# Hear audio but don't see any video



## Maximus12` (Oct 15, 2011)

I have a Yamaha RX v765 receiver. I just bought a new television last week. So I am trying to connect the television to the receiver, as well my Fios box, and my xbox to it as well. Well obviously I am using HDMI cables but for some odd reason I can hear audio but I can't see anything . I know I connected it right I have the TV HDMI port from the television to the HDMI out on my receiver. I went to see the receiver setting for the HDMI and the control option is turned on. So I am really have no idea what to do, or even how to fix this situation.


----------



## bambino (Feb 21, 2010)

Not to question you but are you certain you have all the settings correct?
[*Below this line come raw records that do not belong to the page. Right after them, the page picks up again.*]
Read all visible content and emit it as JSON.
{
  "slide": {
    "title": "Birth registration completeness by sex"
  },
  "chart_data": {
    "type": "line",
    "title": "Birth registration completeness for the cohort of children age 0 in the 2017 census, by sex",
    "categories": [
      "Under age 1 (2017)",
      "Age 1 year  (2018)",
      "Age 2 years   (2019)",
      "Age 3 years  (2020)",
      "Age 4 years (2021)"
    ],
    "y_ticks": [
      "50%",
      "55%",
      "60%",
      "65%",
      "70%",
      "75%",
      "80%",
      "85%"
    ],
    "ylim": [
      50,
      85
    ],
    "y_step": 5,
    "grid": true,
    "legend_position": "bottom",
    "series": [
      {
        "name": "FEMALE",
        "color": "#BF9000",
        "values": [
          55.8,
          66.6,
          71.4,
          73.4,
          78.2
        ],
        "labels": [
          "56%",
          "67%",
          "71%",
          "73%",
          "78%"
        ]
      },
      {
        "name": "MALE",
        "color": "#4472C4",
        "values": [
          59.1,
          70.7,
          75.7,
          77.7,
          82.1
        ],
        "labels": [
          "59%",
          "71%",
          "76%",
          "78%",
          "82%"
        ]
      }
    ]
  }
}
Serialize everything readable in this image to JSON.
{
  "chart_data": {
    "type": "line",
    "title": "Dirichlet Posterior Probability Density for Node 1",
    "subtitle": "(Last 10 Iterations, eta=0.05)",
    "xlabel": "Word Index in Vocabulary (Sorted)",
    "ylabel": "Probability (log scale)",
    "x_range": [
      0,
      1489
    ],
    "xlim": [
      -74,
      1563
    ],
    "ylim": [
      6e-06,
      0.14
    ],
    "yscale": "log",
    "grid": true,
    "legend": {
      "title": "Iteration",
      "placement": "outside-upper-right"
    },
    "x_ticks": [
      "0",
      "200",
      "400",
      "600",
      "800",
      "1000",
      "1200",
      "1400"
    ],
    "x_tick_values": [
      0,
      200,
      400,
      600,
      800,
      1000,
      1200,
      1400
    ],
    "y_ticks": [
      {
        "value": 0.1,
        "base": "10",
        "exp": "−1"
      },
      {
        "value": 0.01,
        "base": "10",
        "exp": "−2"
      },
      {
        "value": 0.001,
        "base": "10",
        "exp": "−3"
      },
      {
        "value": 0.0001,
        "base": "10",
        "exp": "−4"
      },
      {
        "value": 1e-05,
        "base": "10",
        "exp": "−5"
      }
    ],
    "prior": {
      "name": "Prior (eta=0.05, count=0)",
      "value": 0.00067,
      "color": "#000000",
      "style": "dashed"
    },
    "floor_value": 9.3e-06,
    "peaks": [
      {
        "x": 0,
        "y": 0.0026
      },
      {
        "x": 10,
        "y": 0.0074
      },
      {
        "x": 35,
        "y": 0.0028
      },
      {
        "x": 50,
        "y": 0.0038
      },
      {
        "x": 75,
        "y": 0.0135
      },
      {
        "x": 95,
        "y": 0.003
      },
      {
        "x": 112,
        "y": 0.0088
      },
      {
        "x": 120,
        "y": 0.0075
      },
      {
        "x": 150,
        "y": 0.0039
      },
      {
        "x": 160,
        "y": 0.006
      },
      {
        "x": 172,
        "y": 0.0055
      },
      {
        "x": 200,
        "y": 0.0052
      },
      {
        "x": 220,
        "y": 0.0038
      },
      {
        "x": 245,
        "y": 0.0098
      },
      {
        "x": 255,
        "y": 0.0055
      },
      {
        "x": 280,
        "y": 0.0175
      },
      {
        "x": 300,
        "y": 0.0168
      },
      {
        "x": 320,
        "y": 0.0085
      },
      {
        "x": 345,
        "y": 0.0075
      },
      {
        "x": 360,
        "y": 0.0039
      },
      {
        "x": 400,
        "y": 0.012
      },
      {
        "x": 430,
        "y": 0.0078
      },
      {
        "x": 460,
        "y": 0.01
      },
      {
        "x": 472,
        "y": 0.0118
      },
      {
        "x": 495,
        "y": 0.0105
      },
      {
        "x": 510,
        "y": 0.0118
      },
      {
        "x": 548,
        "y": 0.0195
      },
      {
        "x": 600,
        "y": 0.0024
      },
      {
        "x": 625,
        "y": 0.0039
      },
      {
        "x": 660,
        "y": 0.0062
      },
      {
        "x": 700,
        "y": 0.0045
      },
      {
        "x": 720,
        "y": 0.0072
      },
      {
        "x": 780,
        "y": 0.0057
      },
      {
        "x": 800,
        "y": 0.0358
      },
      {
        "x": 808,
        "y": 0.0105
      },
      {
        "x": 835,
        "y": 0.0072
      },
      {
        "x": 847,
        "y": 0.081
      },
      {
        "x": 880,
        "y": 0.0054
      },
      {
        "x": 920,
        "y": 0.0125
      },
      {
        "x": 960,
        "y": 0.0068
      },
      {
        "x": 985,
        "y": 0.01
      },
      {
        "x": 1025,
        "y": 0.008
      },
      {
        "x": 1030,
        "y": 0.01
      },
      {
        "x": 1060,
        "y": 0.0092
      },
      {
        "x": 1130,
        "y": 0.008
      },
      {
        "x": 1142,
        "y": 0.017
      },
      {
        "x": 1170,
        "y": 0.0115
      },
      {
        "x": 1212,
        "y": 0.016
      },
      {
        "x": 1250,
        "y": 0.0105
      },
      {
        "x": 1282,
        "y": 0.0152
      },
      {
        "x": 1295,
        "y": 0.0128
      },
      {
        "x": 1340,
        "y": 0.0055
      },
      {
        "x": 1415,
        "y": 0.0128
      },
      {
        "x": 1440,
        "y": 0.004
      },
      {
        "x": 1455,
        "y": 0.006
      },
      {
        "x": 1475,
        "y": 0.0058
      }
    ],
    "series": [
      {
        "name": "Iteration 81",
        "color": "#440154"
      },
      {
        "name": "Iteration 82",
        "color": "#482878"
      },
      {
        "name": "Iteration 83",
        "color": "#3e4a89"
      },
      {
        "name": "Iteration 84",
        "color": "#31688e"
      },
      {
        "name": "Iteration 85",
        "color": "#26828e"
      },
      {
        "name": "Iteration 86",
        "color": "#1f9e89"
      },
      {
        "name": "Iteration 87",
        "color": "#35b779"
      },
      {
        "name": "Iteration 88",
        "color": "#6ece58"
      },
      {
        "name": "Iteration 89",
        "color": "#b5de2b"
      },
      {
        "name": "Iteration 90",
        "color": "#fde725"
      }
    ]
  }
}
There may be a "handshake" issue going on or somthing goofy like that. I guess if it were me i'd reset everything and disconnect and also check my connections.:dontknow: Thats all i can think of.


----------



## Maximus12` (Oct 15, 2011)

I'm positive that the connection is right. I have a friend who came to check it out because he connects them all the times at work. He works at Best Buy. He couldn't figure it out either. I looked at the "handshake", so is it possible if I get an HDMI switch, would it solve my problem?


----------



## tonyvdb (Sep 5, 2007)

if you run your device directly to the display bypassing the receiver does it work then?


----------



## Maximus12` (Oct 15, 2011)

tonyvdb said:


> if you run your device directly to the display bypassing the receiver does it work then?


Yes it does.


----------



## Twin_Rotor (Jan 1, 2012)

I have handshake issues from time to time. My setup is completely different, but here is what I've found to work:

Turn TV off and back on with receiver/source on
Turn receiver off and back on with source/tv on

My receiver has an HDMI control feature also. I think its for the Sony Braivia sync stuff, but maybe your reliever has something similar?


----------



## ovillegas (Jan 30, 2012)

I think the HDMI Control feature on the Yamaha is just to control other Yamaha components. I think that's what I read on the manual. I have the same receiver but I only have one blu ray player connected to it, but I also had some troubles until I enabled the standby pass through feature on it.


----------



## Arcticbear (Dec 1, 2011)

Turn the CEC feature off in your TV setting.
That did it for me last year.
Each manufacturer has its own name for the CEC 

Panasonic call it: EZ Sync
Samsung call it: Bravia Sync
---etc


----------